Like the handling of the book’s powerful weapons, the treatment of character motivation is a mixed bag. Though branded as unimpeachably evil due to his relationship with a deity of death, the questions raised by the primary antagonist, Bolhex, are persuasive. Why does Bleda follow the God Jielle? What proof does she have of her advisor’s claims? Unfortunately, glimpses into Bolhex’s motivations both begin and end immediately before his death; other than secondhand information, the reader is not given the opportunity to know him beyond his villainous role.

And for the amount of soul searching she does over the course of the story, Bleda’s answer to Bolhex is dogmatic: she follows Jielle because “her will is to obey her.” The novel, despite its fascination with issues of choice, ends on a decisive victory for orthodoxy. Ultimately, Bleda isn’t much wiser than when she hunted rabbits. Her wasted opportunity is keenly felt in young adult fiction, where the purpose has long been to help readers grow during periods of adversity.

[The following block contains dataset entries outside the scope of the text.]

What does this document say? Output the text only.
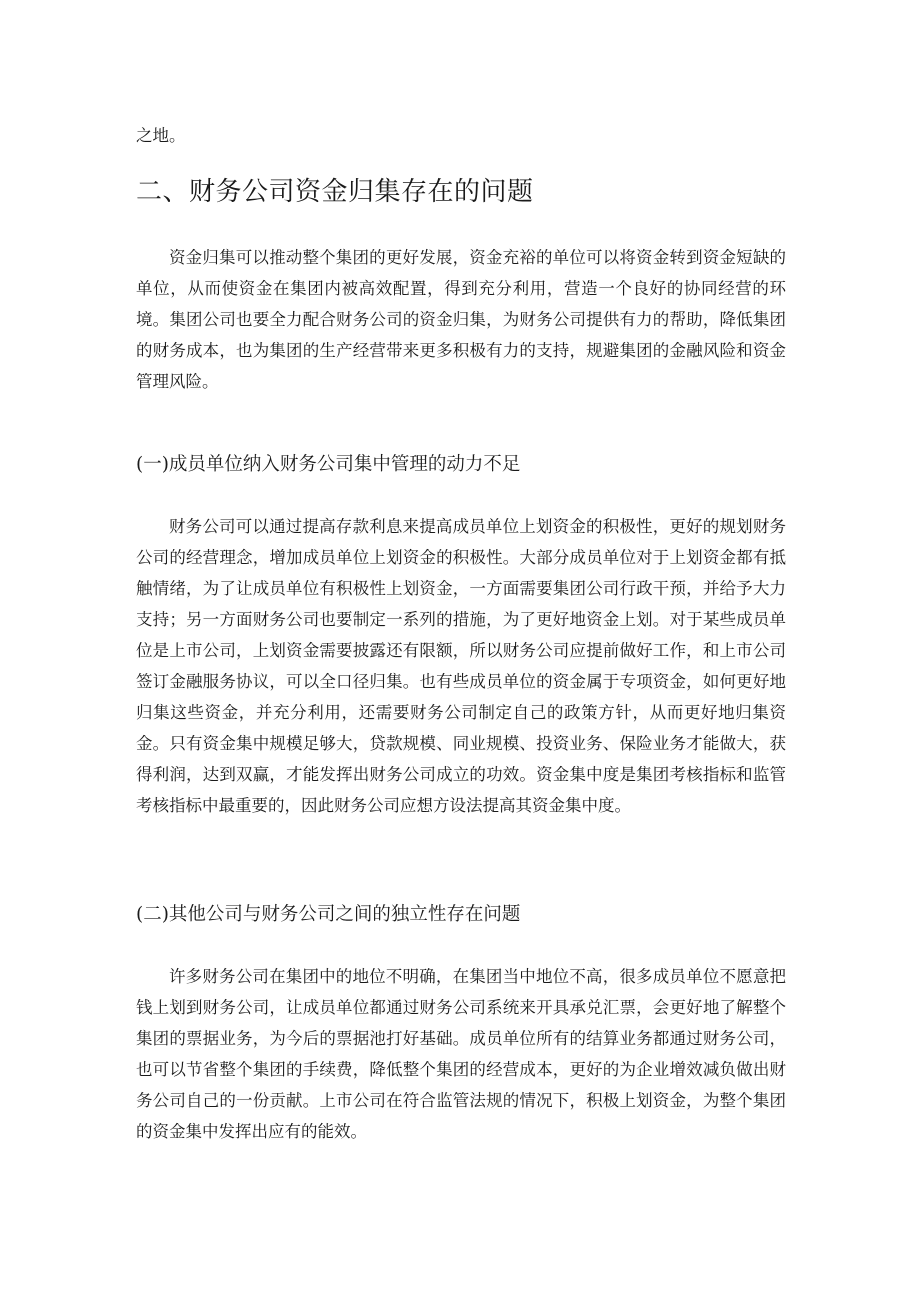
之地。

二、财务公司资金归集存在的问题

资金归集可以推动整个集团的更好发展，资金充裕的单位可以将资金转到资金短缺的单位，从而使资金在集团内被高效配置，得到充分利用，营造一个良好的协同经营的环境。集团公司也要全力配合财务公司的资金归集，为财务公司提供有力的帮助，降低集团的财务成本，也为集团的生产经营带来更多积极有力的支持，规避集团的金融风险和资金管理风险。

(一)成员单位纳入财务公司集中管理的动力不足

财务公司可以通过提高存款利息来提高成员单位上划资金的积极性，更好的规划财务公司的经营理念，增加成员单位上划资金的积极性。大部分成员单位对于上划资金都有抵触情绪，为了让成员单位有积极性上划资金，一方面需要集团公司行政干预，并给予大力支持；另一方面财务公司也要制定一系列的措施，为了更好地资金上划。对于某些成员单位是上市公司，上划资金需要披露还有限额，所以财务公司应提前做好工作，和上市公司签订金融服务协议，可以全口径归集。也有些成员单位的资金属于专项资金，如何更好地归集这些资金，并充分利用，还需要财务公司制定自己的政策方针，从而更好地归集资金。只有资金集中规模足够大，贷款规模、同业规模、投资业务、保险业务才能做大，获得利润，达到双赢，才能发挥出财务公司成立的功效。资金集中度是集团考核指标和监管考核指标中最重要的，因此财务公司应想方设法提高其资金集中度。

(二)其他公司与财务公司之间的独立性存在问题

许多财务公司在集团中的地位不明确，在集团当中地位不高，很多成员单位不愿意把钱上划到财务公司，让成员单位都通过财务公司系统来开具承兑汇票，会更好地了解整个集团的票据业务，为今后的票据池打好基础。成员单位所有的结算业务都通过财务公司，也可以节省整个集团的手续费，降低整个集团的经营成本，更好的为企业增效减负做出财务公司自己的一份贡献。上市公司在符合监管法规的情况下，积极上划资金，为整个集团的资金集中发挥出应有的能效。
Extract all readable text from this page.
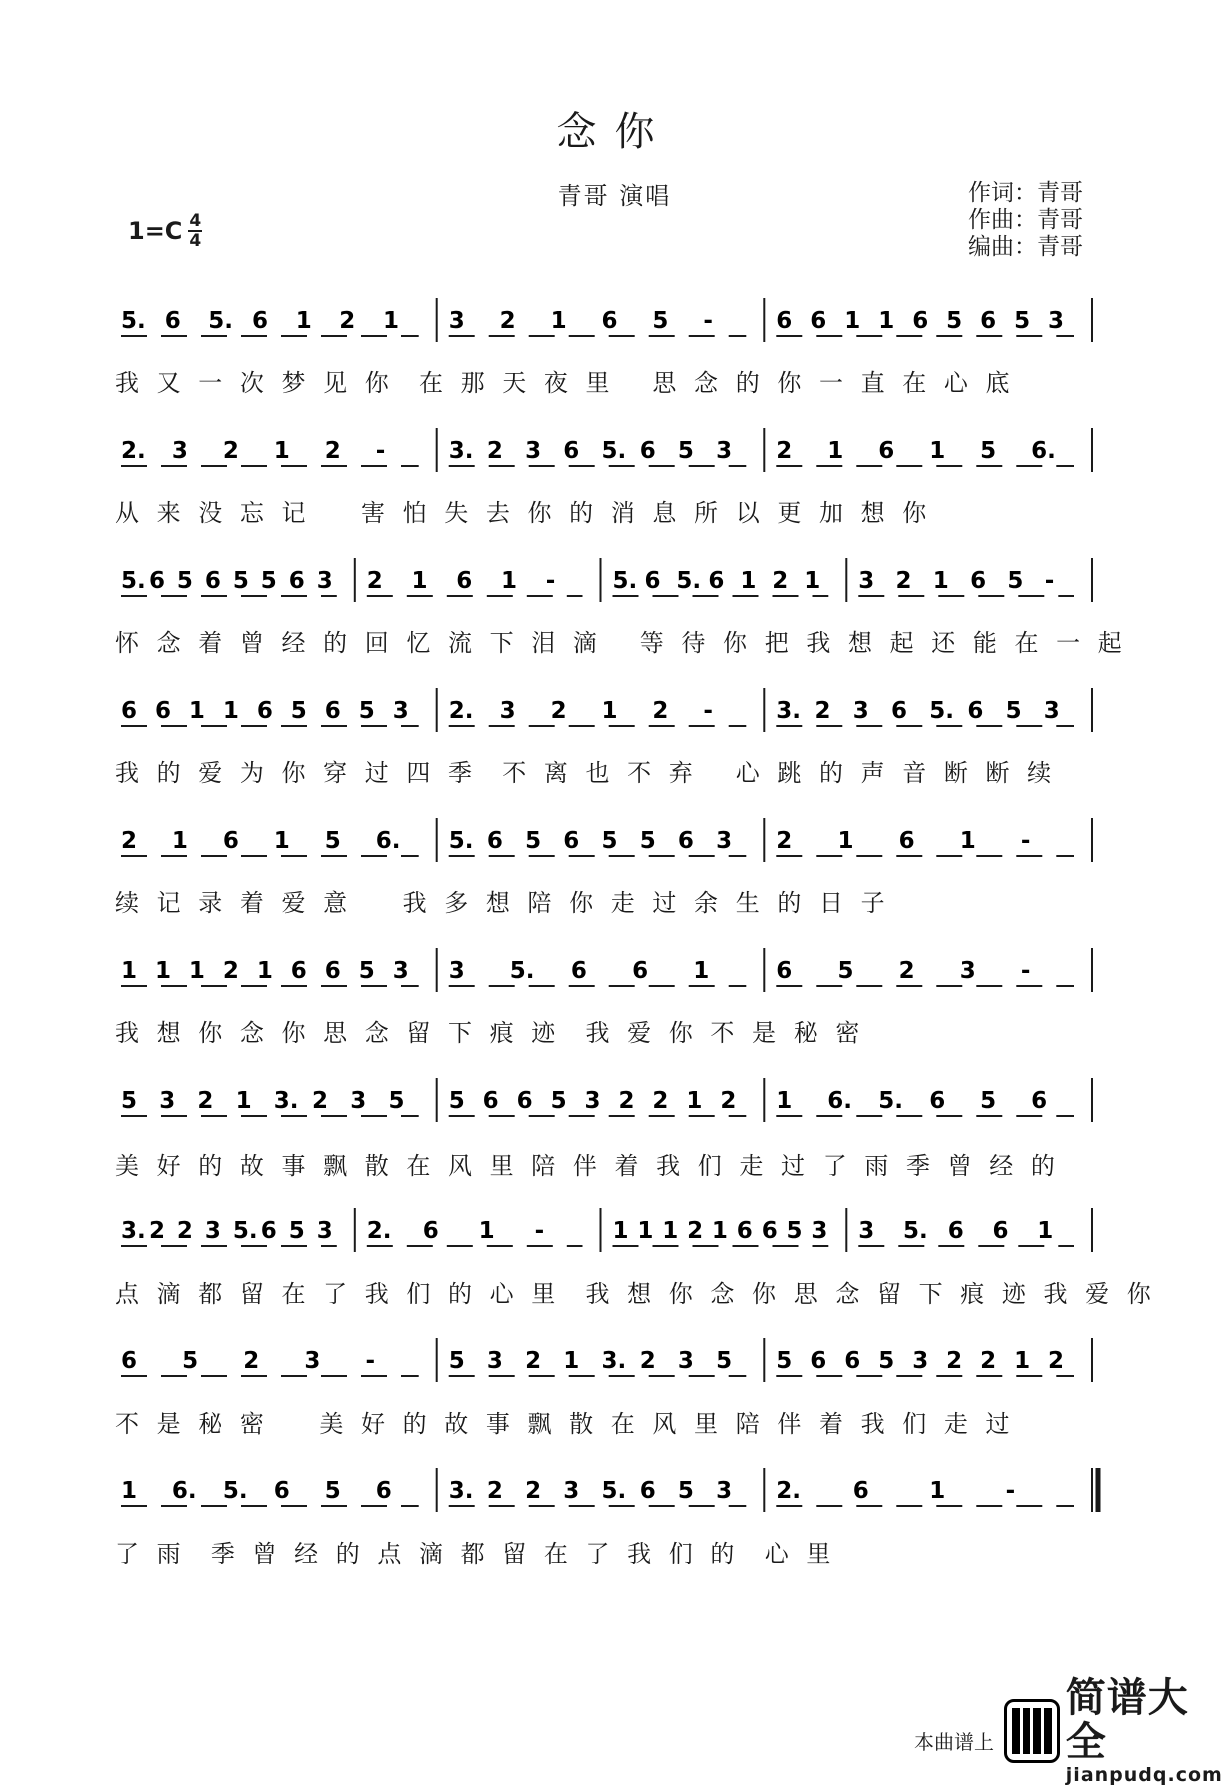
念你
青哥 演唱	作词：青哥
作曲：青哥
编曲：青哥
$1=C \frac{4}{4}$
5. 6 5. 6 1 2 1 3 2 1 6 5 -	6 6 1 1 6 5 6 5 3
2. 3 2 1 2 -	3. 2 3 6 5. 6 5 3 2 1 6 1 5 6.
5. 6 5 6 5 5 6 3 2 1 6 1 - 5. 6 5. 6 1 2 1 3 2 1 6 5 -
6 6 1 1 6 5 6 5 3 2. 3 2 1 2 -	3. 2 3 6 5. 6 5 3
2 1 6 1 5 6. 5. 6 5 6 5 5 6 3 2 1 6 1 -
1 1 1 2 1 6 6 5 3 3 5. 6 6 1	6 5 2 3 -
5 3 2 1 3. 2 3 5 5 6 6 5 3 2 2 1 2 1 6. 5. 6 5 6
3. 2 2 3 5. 6 5 3 2. 6 1 -	1 1 1 2 1 6 6 5 3 3 5. 6 6 1
6 5 2 3 -	5 3 2 1 3. 2 3 5 5 6 6 5 3 2 2 1 2
1 6. 5. 6 5 6 3. 2 2 3 5. 6 5 3 2. 6	1	-
我 又 一 次 梦 见 你  在 那 天 夜 里   思 念 的 你 一 直 在 心 底
从 来 没 忘 记    害 怕 失 去 你 的 消 息 所 以 更 加 想 你
怀 念 着 曾 经 的 回 忆 流 下 泪 滴   等 待 你 把 我 想 起 还 能 在 一 起
我 的 爱 为 你 穿 过 四 季  不 离 也 不 弃   心 跳 的 声 音 断 断 续
续 记 录 着 爱 意    我 多 想 陪 你 走 过 余 生 的 日 子
我 想 你 念 你 思 念 留 下 痕 迹  我 爱 你 不 是 秘 密
美 好 的 故 事 飘 散 在 风 里 陪 伴 着 我 们 走 过 了 雨 季 曾 经 的
点 滴 都 留 在 了 我 们 的 心 里  我 想 你 念 你 思 念 留 下 痕 迹 我 爱 你
不 是 秘 密    美 好 的 故 事 飘 散 在 风 里 陪 伴 着 我 们 走 过
了 雨  季 曾 经 的 点 滴 都 留 在 了 我 们 的  心 里
本曲谱上
简谱大全
jianpudq.com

Ultimately, Claiming the Coldflame leans heavily on the usual selection of fantasy tropes. Those allergic to the usual offering of elves and dwarves probably won’t be able look past the book’s shortcomings; those willing to abide the imperfections, however, might be surprised to uncover a smattering of eccentric influences and a willingness on the part of the author to take cautious chances with a well-worn formula.